His words, he said, “get twisted and turned.” When he was talking about the District being a meat-and-potatoes town, he was referring to 15 years ago. “But D.C. has evolved to being a great food city,” he said. As for there being no competition, “As a restaurateur, I want no competition. I try to do things that set our restaurant apart,” he said. “When people ask, ‘Do you have competition?’ I say ‘No.’ ”
Now is the time to humbly point out that while Nakazawa, the Today Show reported, was a “surprise omission” from the list of Michelin-starred restaurants in New York, Washington’s Sushi Taro has one Michelin star. “And congratulations to them,” said Borgognone.
Sushi Taro is among the restaurants Borgognone said he has patronized over his 2½ years of visiting the city. For his first trip, he had dinner at Minibar. He loves Fiola Mare — “I can even tell you my dinner that I had at Fiola Mare, that’s how much I liked it. I had the Dover sole” — and he’s waited in the Georgetown Cupcake line. He even mentioned going to another D.C. outpost of a New York brand: Carmine’s. He says he has lost track of how many times he’s been here. “I was Acela’s best customer.”
But in all of the research he’s done, he neglected to learn one important thing about the D.C. restaurant scene: Its long-standing and deep inferiority complex to New York. Nothing riles up Washingtonians quite like being compared unfavorably to the Big Apple. A single New York Times reference to our longtime reputation as a city of white-tablecloth steakhouses for lobbyists will set off an epic Tweetstorm and a scolding from every food media outlet in town (The Post has taken the bait, too). The worst insult of all? Calling us a “meat and potatoes” town.
“I wish I would have known about that,” said Borgognone. “I’ll make sure never to bring up meat and potatoes, that’s for sure.”
It’s doubly complicated for Nakazawa because of its location in the Trump hotel. Borgognone has the challenge of winning over locals turned off by his attitude — and getting a city that voted 93 percent for Hillary Clinton to patronize a restaurant in a building with the president-elect’s name on it. Choosing the hotel location was a business decision, he said, but he’s also distanced himself from his landlord.
“To me it’s not the Trump building, it’s the Old Post Office,” he said. “I’m not saying that I voted for the guy, but believing in democracy, I hope he serves a good four years. But his political views have nothing to do with Nakazawa.”

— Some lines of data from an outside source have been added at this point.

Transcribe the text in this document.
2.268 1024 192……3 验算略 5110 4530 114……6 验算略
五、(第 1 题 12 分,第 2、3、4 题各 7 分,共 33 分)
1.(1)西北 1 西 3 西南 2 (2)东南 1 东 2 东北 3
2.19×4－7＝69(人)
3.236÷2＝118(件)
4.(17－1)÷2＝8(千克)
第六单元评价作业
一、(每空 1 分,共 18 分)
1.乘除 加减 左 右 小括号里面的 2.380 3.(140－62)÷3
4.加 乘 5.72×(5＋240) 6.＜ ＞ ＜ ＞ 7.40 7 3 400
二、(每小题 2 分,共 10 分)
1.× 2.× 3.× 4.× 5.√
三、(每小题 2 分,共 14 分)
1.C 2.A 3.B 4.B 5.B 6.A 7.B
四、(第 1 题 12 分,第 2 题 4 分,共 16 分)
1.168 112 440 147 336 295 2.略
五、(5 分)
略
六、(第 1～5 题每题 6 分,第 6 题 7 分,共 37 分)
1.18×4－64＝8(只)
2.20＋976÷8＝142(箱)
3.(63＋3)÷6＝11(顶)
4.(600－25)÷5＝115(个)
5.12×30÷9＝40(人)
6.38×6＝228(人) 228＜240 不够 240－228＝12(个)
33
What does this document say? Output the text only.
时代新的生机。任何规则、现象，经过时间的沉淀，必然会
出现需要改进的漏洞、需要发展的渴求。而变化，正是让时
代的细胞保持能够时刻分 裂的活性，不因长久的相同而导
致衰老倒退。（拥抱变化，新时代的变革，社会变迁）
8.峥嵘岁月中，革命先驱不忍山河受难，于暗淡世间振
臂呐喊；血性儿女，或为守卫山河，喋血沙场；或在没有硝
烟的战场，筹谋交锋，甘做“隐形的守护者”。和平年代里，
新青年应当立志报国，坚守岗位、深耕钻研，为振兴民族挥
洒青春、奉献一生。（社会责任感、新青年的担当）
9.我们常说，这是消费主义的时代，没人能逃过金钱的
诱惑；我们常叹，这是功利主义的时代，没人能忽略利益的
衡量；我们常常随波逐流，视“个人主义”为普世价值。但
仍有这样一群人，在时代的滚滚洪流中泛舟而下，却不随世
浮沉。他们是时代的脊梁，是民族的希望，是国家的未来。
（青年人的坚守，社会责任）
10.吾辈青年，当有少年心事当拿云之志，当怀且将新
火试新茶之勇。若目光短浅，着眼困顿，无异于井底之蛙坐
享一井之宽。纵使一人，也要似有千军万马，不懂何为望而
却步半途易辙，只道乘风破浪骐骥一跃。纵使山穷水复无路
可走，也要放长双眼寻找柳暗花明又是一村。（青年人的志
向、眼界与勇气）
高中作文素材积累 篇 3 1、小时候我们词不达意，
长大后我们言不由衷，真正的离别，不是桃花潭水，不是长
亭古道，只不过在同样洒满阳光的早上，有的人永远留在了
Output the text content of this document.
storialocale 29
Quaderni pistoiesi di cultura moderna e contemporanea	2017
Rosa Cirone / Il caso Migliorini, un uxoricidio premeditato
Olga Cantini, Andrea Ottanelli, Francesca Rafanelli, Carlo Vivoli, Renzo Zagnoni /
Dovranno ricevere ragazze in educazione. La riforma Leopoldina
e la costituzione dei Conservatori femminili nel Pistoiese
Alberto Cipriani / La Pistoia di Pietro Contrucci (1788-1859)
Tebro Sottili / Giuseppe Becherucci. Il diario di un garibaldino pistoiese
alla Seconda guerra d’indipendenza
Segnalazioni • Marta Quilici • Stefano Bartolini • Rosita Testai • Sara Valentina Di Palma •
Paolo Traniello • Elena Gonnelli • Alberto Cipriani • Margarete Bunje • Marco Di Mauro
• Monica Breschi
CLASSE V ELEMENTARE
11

Restaurant space in the Trump International Hotel, of course, has been the subject of litigation throughout the last year. Chef José Andrés was slated to open a Spanish-Japanese restaurant in the space, but he pulled out after Trump’s disparaging comments about Mexican immigrants. Andrés, the unofficial mayor of the D.C. food scene, tweeted benedictions to Nazakawa after the interview.
By the end of our conversation, Borgognone’s politician’s apology had turned into a real one. “I truly feel bad,” he said. “I’m a little rough around the edges. Sometimes words don’t come out right. My intentions are always good, and I meant the right thing.”
Besides, he says he likes Washington enough that he hopes to open a second restaurant here. He’s not sure about the location yet, but it will be an offshoot of his family’s Italian restaurant in the Bronx. It’s called Patricia’s, named after his mother.
“If I didn’t like D.C. . . . why would I open two restaurants? That was never, ever what I intended to say, that’s not how I meant it, and in all honesty, I do apologize for that,” he said.
Borgognone already has an agenda for his next trip to town.
“The first thing I’m going to do is visit José Andrés and tell him thank you for the tweet he put out welcoming me to the city,” he said. His next stop? “Georgetown Cupcake. My kids will crucify me if I don’t bring back cupcakes.”